With a pair of multi-car teams having missed the cut to compete in the 102nd Indy 500, what happens to the crew members from the bumped entries?
In the Schmidt Peterson Motorsports camp with James Hinchcliffe’s full-time No. 5 Honda crew, SPM general manager Piers Phillips has come up with two smart uses for the squad led by chief mechanic Billy Vincent.
“They went, straight away, into preparing our Detroit cars,” Phillips told RACER. “We had the chance to get an early start there because normally, it would be something everyone approached right after the race in a mad scramble to get everything done. It’s part of the compressed schedule between Indy and Detroit the following weekend, so we had the luxury, albeit one we did not anticipate, to put the guys to work getting the road course cars for James and Robert [Wickens] done early.”
If using the No. 5 team to prep Wickens’ No. 6 SPM Honda sounds unusual, Phillips says it’s a practice the team has embraced.
“Many teams do not do it this way; I believe Penske does, but we went away from having the same crew prepare the same car every race to a different model where the same people prepare all of our cars,” he added. “It took some time for everyone to buy into it, but we have front-end mechanics, middle mechanics who look after the cockpit and center of the cars, and rear-end mechanics. And they work down the line on however many cars we’re running so that everyone has a sense of pride with every car. There’s no ‘my car,’ or ‘his car.’ They’re all built together, to the same standard, by the same people.”

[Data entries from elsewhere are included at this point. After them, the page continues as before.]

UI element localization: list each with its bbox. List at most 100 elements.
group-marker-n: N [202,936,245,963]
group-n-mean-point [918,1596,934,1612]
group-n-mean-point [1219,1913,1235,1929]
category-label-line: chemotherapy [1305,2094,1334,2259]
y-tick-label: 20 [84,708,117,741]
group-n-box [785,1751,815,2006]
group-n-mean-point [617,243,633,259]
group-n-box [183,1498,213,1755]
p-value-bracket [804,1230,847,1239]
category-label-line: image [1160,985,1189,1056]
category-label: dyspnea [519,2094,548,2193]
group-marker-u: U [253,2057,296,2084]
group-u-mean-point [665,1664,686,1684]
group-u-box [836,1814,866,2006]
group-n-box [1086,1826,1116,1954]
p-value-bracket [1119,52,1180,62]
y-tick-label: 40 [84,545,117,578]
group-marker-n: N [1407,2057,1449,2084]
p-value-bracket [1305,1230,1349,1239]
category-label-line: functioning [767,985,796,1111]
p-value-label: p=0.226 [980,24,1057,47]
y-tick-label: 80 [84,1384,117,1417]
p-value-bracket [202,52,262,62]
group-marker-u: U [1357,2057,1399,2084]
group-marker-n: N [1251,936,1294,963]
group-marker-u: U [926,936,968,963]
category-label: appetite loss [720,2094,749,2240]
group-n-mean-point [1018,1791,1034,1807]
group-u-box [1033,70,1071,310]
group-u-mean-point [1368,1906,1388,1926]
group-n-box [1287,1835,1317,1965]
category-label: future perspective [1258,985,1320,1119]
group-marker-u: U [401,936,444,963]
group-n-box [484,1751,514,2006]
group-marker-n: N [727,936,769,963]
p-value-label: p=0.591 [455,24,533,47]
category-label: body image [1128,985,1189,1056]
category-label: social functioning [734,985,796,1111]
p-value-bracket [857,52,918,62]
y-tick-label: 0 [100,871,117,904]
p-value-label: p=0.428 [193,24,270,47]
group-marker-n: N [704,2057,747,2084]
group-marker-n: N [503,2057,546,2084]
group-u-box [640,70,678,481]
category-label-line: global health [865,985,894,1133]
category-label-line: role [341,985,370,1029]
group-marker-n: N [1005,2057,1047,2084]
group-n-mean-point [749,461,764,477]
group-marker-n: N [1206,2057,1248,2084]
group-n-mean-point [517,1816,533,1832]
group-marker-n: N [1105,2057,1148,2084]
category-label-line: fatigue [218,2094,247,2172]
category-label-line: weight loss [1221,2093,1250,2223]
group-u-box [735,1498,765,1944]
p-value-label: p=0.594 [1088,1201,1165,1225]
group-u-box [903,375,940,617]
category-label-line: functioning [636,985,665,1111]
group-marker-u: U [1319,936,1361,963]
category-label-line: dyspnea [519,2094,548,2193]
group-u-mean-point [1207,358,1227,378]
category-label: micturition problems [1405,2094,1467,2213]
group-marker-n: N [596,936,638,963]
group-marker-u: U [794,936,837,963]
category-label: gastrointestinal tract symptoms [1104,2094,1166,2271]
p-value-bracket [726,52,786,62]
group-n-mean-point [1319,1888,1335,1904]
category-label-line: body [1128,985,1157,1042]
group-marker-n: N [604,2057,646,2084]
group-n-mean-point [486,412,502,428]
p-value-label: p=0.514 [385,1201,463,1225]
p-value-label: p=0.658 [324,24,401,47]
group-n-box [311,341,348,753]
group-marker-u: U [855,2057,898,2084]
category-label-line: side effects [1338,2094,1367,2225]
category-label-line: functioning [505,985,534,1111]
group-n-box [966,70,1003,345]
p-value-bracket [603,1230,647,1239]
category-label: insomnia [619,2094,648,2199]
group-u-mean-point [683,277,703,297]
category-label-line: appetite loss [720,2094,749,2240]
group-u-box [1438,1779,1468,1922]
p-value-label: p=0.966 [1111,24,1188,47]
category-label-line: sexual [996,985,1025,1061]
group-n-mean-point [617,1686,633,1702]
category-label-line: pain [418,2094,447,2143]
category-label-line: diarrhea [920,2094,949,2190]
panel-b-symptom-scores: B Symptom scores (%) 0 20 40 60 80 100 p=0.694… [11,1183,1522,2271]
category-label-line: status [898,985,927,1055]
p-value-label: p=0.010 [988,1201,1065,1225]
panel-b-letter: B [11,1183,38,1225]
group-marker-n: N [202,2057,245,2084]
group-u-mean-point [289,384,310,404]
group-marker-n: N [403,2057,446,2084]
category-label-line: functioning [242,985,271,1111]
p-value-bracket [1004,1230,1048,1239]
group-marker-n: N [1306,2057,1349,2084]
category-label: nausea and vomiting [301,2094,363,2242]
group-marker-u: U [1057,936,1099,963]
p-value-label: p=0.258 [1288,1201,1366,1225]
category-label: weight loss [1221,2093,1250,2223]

On race day, Hinchcliffe’s over-the-wall crew will service Jay Howard’s No. 7 SPM Honda.
“Their record in the [Indy 500] Pit Stop Competition is well known,” Phillips said. “So naturally, we wanted to put them on Jay’s car for the race.”
At Dale Coyne Racing, the No. 63 crew supporting Pippa Mann’s Indy-only entry was brought in specifically to look after her Honda-powered car. After being bumped from the field, DCR team manager Terry Brown says two groups of thought came forth.
“About half decided to leave, and the other half, who come to be part of the race in any circumstance, stayed,” he said. “So, we have used some of the guys to help move pit equipment back to the shop [in Illinois], and there are a couple that will be repurposed to our three other cars.”
Hinchcliffe’s No. 5 and Mann’s No. 63 won’t take the green flag on Sunday, but most of the crew behind those cars will be helping their teams in the best ways possible.